Perpetually Underrated

Sedin twins

Gabriel Desjardin’s website, Behind the Net, is probably the most interesting site out there for people who like to see beyond the traditional measurements of player ability. One of the things he does is split powerplay production from even-strength production, and adjust it for ice-time.

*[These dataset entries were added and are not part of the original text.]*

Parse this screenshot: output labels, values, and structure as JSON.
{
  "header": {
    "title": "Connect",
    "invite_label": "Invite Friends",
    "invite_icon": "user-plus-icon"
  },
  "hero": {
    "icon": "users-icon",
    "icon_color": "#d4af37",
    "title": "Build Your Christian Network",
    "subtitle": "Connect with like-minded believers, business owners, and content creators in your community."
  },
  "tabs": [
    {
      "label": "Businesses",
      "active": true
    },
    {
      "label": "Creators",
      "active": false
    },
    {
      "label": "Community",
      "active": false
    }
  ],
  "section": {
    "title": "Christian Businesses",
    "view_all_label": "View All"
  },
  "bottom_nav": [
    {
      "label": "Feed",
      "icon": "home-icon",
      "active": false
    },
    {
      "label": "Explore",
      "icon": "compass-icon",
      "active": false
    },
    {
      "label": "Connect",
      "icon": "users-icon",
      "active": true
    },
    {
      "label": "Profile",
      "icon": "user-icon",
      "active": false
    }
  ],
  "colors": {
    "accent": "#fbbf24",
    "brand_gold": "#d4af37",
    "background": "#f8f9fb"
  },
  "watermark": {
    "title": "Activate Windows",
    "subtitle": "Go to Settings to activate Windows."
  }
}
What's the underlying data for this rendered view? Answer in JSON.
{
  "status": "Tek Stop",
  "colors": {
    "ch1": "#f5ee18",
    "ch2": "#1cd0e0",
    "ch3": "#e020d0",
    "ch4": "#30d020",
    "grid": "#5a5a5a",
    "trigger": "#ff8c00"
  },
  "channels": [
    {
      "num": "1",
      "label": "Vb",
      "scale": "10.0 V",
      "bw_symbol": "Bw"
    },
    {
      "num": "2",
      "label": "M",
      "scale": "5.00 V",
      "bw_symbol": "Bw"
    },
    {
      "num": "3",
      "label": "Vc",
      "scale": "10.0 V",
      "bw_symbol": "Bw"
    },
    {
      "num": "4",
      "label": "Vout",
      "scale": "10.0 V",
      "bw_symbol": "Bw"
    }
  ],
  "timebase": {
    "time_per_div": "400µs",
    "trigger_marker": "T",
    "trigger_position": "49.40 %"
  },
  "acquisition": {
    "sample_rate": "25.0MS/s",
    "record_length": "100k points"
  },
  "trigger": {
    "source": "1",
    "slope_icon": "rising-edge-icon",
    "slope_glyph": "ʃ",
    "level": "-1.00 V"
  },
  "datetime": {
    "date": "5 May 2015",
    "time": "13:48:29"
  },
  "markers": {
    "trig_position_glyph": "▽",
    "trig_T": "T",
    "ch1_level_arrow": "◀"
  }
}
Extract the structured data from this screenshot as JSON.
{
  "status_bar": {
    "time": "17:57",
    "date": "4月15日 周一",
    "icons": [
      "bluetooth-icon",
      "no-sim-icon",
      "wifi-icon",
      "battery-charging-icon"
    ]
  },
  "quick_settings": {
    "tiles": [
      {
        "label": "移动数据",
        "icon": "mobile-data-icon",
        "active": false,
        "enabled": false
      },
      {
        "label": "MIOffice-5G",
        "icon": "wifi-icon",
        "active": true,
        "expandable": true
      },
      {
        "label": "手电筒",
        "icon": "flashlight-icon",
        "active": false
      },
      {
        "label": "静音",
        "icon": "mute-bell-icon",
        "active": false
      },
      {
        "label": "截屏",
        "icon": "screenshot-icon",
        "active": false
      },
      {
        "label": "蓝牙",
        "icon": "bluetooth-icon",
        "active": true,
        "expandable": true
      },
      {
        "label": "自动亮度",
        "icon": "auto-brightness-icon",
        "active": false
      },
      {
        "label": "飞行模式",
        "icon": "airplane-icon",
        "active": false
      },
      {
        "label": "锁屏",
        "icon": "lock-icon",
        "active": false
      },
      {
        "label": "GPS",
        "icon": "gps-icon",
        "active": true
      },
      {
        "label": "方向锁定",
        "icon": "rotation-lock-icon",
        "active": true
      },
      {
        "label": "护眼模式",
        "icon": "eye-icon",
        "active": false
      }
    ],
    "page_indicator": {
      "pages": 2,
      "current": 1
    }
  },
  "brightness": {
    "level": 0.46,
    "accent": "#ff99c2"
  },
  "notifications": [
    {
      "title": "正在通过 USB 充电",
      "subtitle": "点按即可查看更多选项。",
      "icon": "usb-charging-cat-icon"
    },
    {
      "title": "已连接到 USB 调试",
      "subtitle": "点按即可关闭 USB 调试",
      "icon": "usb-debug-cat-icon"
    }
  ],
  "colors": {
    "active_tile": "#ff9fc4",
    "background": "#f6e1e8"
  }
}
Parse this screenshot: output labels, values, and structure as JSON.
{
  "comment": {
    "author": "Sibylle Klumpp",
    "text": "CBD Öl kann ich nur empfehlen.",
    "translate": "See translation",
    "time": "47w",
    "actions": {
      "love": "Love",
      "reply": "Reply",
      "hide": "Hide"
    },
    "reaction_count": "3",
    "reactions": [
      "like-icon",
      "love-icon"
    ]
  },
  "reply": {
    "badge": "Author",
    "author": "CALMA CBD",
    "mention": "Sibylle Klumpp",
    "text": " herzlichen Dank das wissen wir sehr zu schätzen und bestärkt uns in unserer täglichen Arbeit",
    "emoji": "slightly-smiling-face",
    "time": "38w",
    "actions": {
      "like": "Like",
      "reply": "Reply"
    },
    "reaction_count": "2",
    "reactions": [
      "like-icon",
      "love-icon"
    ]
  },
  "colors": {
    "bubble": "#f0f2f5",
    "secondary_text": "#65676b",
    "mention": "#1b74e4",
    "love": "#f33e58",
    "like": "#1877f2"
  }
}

The list of league leaders in points adjusted for ice-time at even-strength is an interesting one this year, and there are a couple of Canucks on it. Here are the top twelve:

  1. D. Brassard – 3.30 PTS/60
  2. R. Bourque – 3.20 PTS/60
  3. A. Semin – 3.11 PTS/60
  4. D. Sedin – 3.07 PTS/60
  5. E. Malkin – 3.04 PTS/60
  6. P. Datsyuk – 3.01 PTS/60
  7. S. Crosby – 3.01 PTS/60
  8. D. Krejci – 3.01 PTS/60
  9. Z. Parise – 2.99 PTS/60
  10. M .Savard – 2.97 PTS/60
  11. H. Sedin – 2.89 PTS/60
  12. A. Ovechkin – 2.84 PTS/60

Last year, Sidney Crosby led the league in this category, and he, Malkin and Ovechkin are the only players on this list two years in a row.

This list doesn’t show everything – there’s no balance provided for quality of teammates or opponents, and it doesn’t take the powerplay into account. Most of the really elite players in the league get a lot of their point production on the powerplay – an area where the Sedins are surprisingly average.

Still, many Canucks fans are giving credit to Ryan Kelser and Alex Burrows – and make no mistake, their play this season has been excellent – but overlooking career years at even strength by the Sedin twins.

For a more in-depth look at their even-strength dominance this year, I ran their combined numbers at Vic Ferrari’s Time On Ice site. Here’s their statistics when on the ice together at even-strength:

  • 56 goals for, 31 goals against (+25)
  • 588 shots for, 504 shots against (+84)
  • 1021 shots attempted, 825 shots attempted against (+196)

In that last category, also known as Corsi, no Canucks player outside of the twins’ frequent linemate Alex Burrows (+114) is even close. The next nearest players are Pavol Demitra (+43) and Ryan Kesler (+37). When you consider that the Sedins are matched against their opponents’ top line more than any other players on the Canucks are, it’s even more impressive.

  • lj

    Three articles on your first day!! This site is A-OK with me.

    Interesting take on the Sedin bros here Jonathan (clearly I am biased 🙂 ) I wonder how likely it is they will both be here at the end of the year? Thing is I could see them taking a substantial discount to remain playing with one another…

    What do you think? I guess how the Canucks do in the playoffs will also have a large impact on their plans

  • lj

    Sedinz wrote:

    Thing is I could see them taking a substantial discount to remain playing with one another…

    I don't think they'll need to. If Vancouver's offer isn't to their liking, Toronto has plenty of cap space.